Geopolítica? Sim, mas desta vez acerca duma zona muitas vezes esquecida.

A bacia do Nilo foi um dos berços da civilização, mas agora enfrenta grandes problemas. A causa? O ouro azul, a água.

Enquanto nos Países ocidentais o pesadelo é o petróleo, em outros locais do mundo as necessidades são muito mais básicas e importantes: beber, dar água aos animais, irrigar os campos.

Dito de forma mais simples: sobreviver.

Scienzeedintorni dedica espaço a um longo artigo que explica a situação vivida pelos Países à beira do rio:

Com mais de 6.500 mil quilómetros, o Nilo nasce da confluência do Nilo Branco, originária dos planaltos da Etiópia, e do Nilo Azul, o emissário do lago Victoria. A partir da região dos Grandes Lagos na África para o Mediterrâneo, através de muitos Países é um dos rios mais cheios de história.
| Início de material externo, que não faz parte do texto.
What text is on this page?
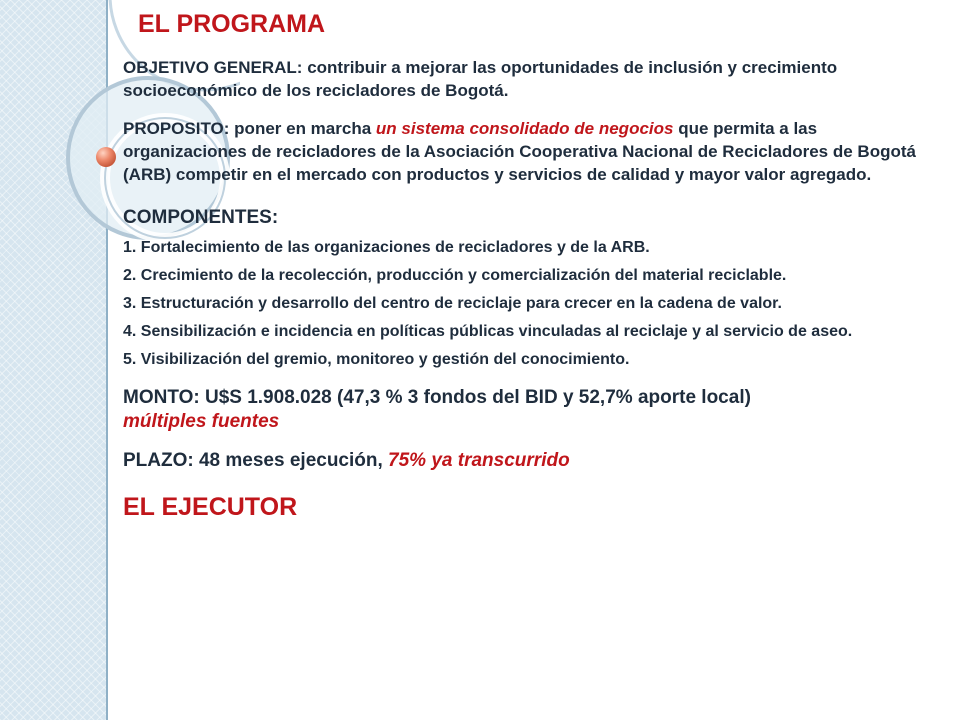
EL PROGRAMA

OBJETIVO GENERAL: contribuir a mejorar las oportunidades de inclusión y crecimiento socioeconómico de los recicladores de Bogotá.

PROPOSITO: poner en marcha un sistema consolidado de negocios que permita a las organizaciones de recicladores de la Asociación Cooperativa Nacional de Recicladores de Bogotá (ARB) competir en el mercado con productos y servicios de calidad y mayor valor agregado.

COMPONENTES:

1. Fortalecimiento de las organizaciones de recicladores y de la ARB.
2. Crecimiento de la recolección, producción y comercialización del material reciclable.
3. Estructuración y desarrollo del centro de reciclaje para crecer en la cadena de valor.
4. Sensibilización e incidencia en políticas públicas vinculadas al reciclaje y al servicio de aseo.
5. Visibilización del gremio, monitoreo y gestión del conocimiento.

MONTO: U$S 1.908.028 (47,3 % 3 fondos del BID y 52,7% aporte local)
múltiples fuentes

PLAZO: 48 meses ejecución, 75% ya transcurrido

EL EJECUTOR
As suas águas fizeram a fortuna e o azar dos antigos Egípcios e dos seus Faraós: com as suas cheias cobria a terra de fértil lama, alem de fornecer a água necessária para a agricultura. Muitas fases da turbulenta história do antigo Egipto têm sido recentemente associadas a períodos de instabilidade climática, onde o Nilo não fazia o seu “dever”.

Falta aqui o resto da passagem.